How Materialistic Advertising Messages Negatively Shape The Female Body Image
Psychological research has consistently shown that women feel unhappy with their body after looking at images of thin, idealized models, which are typically represented in the media. However, today’s consumer culture and media promote not only the ideal of perfect beauty, but also that of the material affluent lifestyle, both of which are commonly depicted together, and highlight the benefits of beauty and of owning material goods to one’s personal success and fame. A new study from the British Journal of Social Psychology is the first to examine the impact of materialistic messages and values – the desire for financial success and an affluent lifestyle on women’s feelings about their own body.
Lead author Eleni-Marina Ashikali: “Not all women are affected in the same way by looking at idealized media models, and it has therefore been important for research to identify factors that make some women more vulnerable than others to feeling negative about their body when exposed to such media images. We found that women focus more strongly on their appearance when materialistic values are highlighted momentarily to them through priming. At the same time, their awareness of how their bodies fall short of the idealized image is heightened during this priming process, particularly for women who are already materialistic. This means that the influence of materialism is a further factor that makes women more vulnerable to negative body image.”

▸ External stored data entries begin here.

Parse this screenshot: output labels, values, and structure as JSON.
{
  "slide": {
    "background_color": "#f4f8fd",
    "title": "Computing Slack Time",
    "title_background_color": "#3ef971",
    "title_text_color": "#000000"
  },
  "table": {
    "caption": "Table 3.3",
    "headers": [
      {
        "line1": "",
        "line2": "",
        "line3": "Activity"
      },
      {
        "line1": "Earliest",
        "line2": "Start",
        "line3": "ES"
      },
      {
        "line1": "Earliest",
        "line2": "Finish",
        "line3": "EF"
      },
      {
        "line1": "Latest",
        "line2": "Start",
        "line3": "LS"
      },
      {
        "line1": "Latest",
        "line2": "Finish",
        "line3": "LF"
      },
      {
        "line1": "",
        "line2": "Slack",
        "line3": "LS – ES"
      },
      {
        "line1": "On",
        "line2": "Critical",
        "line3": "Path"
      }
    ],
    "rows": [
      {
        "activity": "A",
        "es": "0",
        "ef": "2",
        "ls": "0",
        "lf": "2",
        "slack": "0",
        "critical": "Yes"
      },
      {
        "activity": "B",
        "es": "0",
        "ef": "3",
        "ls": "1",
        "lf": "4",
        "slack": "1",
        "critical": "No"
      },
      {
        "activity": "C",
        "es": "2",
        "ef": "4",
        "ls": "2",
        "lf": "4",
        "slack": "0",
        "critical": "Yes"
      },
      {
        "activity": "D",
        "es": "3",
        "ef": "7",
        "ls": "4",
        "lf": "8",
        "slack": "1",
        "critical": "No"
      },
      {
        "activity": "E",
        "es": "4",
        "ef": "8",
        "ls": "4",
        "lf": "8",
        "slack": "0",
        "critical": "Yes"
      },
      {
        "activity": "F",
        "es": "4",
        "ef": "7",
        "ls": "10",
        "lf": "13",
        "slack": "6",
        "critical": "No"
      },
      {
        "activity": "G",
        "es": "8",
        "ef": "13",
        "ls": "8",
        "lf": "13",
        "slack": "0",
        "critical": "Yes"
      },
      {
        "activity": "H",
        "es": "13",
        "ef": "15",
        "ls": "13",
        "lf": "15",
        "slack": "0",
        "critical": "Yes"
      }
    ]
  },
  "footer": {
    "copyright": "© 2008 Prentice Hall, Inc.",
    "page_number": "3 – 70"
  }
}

This research suggests that materialism, both as an internalized value and as a depiction in the media, should be taken into account for media literacy interventions and policy changes in the advertising industry. Ashikali: “Women would benefit from gaining greater awareness of current marketing strategies, as well as becoming more critical of the images and messages conveyed by materialistic media. Our work highlights the need for less emphasis on materialistic messages in the marketing of goods and products, as well as on the promised unrealistic benefits of owning a particular good.”